En este punto, se trata de comprender que los cambios en la guerra evaporaron cualquier consideración sobre los derechos. La democrática Europa reconoció en un informe parlamentario de 2007 que la CIA había operado 1.245 vuelos, «algunos de los cuales llevaron a sospechosos a Estados donde podrían enfrentar la tortura» (BBC, 14-II-07). El informe estableció que 14 países europeos «permitieron a Estados Unidos expulsar por la fuerza a sospechosos de terrorismo». En el marco de la «guerra contra el terrorismo», se generalizaron las prisiones secretas de la CIA, llamadas también black sites (‘lugares negros’), algunas de ellas cárceles flotantes en las que estuvieron involucradas –o lo están aún– por lo menos una decena de naves militares del Pentágono y algunas civiles. Nunca hubo información fidedigna del lugar donde están situadas, un limbo legal perfecto para practicar todo tipo de violencias y violaciones.

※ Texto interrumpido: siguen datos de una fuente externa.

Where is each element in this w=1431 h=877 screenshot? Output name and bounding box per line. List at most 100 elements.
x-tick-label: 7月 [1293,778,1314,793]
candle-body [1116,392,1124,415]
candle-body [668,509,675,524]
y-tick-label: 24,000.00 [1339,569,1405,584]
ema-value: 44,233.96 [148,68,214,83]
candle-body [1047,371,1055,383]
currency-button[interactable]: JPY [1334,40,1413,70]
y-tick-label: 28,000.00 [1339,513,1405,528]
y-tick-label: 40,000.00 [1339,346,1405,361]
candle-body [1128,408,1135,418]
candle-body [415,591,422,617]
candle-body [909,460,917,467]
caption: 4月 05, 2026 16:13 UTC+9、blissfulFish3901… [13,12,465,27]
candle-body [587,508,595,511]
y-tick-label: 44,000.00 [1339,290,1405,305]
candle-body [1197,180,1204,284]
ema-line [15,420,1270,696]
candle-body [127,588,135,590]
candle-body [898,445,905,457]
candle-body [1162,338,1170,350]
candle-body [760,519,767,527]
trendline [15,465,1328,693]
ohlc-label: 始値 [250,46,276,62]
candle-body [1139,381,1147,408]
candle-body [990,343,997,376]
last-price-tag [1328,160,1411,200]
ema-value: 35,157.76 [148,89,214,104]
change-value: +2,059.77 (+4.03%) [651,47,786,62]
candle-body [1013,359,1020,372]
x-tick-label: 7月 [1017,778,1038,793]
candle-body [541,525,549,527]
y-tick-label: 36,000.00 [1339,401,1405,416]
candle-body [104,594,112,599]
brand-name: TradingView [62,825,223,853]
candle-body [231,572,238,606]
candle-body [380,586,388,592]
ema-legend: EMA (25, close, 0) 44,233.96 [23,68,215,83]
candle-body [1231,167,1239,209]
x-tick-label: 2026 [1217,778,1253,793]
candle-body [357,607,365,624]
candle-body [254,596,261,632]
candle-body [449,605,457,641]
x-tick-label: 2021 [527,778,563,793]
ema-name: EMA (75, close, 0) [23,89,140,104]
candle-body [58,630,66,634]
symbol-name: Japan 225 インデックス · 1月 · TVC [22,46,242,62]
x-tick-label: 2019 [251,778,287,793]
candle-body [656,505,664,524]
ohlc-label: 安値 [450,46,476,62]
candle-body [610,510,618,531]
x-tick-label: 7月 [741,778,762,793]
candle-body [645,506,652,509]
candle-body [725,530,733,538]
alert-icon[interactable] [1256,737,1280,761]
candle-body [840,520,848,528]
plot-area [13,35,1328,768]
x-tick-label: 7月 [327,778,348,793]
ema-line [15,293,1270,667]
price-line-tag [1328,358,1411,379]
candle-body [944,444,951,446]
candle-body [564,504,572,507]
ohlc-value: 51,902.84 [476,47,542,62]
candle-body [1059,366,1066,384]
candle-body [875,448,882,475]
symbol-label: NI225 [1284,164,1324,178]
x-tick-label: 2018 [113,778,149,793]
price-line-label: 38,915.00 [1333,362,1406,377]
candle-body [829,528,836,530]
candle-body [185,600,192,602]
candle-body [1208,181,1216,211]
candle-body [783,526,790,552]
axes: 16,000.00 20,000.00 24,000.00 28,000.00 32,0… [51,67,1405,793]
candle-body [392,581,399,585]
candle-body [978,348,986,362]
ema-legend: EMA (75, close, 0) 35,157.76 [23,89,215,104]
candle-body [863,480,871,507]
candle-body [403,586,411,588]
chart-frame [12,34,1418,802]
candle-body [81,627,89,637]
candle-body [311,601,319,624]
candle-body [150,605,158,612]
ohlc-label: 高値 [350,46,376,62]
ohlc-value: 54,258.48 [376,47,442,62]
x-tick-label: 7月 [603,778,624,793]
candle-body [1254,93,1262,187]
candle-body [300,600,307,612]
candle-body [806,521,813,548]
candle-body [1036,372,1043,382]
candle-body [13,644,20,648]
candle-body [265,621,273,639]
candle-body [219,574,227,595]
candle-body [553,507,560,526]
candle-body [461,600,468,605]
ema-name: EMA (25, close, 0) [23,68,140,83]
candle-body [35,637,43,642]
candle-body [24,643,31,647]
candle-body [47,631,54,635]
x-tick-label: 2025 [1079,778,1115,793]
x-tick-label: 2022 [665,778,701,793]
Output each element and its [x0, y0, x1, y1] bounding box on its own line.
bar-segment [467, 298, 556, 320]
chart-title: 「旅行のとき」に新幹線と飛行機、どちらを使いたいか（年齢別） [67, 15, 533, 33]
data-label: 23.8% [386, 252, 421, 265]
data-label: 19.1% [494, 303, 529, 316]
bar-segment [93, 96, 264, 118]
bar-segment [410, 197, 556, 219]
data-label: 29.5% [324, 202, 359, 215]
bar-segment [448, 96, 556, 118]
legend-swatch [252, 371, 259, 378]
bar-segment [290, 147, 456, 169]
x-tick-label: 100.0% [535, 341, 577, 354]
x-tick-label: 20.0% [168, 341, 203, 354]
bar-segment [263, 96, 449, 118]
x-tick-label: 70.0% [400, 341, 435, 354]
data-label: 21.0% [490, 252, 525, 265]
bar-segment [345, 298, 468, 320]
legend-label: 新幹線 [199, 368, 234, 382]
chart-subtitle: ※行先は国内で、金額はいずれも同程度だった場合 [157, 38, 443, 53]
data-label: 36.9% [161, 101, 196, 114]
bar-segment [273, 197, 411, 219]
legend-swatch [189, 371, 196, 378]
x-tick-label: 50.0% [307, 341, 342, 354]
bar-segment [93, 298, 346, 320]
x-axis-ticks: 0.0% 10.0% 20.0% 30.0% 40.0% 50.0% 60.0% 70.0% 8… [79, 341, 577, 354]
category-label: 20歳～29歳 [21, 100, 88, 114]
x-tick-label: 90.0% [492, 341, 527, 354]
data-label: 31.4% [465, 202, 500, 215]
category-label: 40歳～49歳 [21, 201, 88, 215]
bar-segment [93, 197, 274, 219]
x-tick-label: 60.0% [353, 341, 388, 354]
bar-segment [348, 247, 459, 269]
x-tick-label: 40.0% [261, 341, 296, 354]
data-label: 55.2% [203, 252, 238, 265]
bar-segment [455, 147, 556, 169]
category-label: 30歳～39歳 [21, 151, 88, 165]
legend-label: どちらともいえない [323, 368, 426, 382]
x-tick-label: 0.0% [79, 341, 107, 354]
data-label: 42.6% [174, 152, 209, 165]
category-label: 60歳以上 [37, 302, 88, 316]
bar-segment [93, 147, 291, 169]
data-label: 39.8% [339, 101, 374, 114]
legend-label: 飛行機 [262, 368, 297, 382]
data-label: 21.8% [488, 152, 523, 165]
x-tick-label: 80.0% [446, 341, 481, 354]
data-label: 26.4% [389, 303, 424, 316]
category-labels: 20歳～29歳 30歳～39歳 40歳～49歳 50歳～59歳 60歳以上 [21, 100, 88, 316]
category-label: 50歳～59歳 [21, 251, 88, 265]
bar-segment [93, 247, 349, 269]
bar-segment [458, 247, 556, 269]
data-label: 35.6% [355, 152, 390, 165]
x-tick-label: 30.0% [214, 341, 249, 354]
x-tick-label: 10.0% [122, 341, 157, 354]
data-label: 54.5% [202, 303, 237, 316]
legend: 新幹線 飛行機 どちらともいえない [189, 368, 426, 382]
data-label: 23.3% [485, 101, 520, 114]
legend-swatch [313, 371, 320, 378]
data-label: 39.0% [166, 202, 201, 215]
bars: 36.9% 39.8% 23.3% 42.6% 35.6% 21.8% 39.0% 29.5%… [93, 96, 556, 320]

La guerra perpetua, de la cual la guerra contra el terrorismo es apenas su taparrabos, inaugura una etapa de aquello que Giorgio Agamben denomina vida desnuda (nuda vida), un sistema en el cual las personas quedan despojadas de cualquier rasgo de humanidad y reducidas a su condición biológica. Es la conclusión a la que llega el filósofo luego de desmenuzar lo que sucedía en los campos de concentración del nazismo.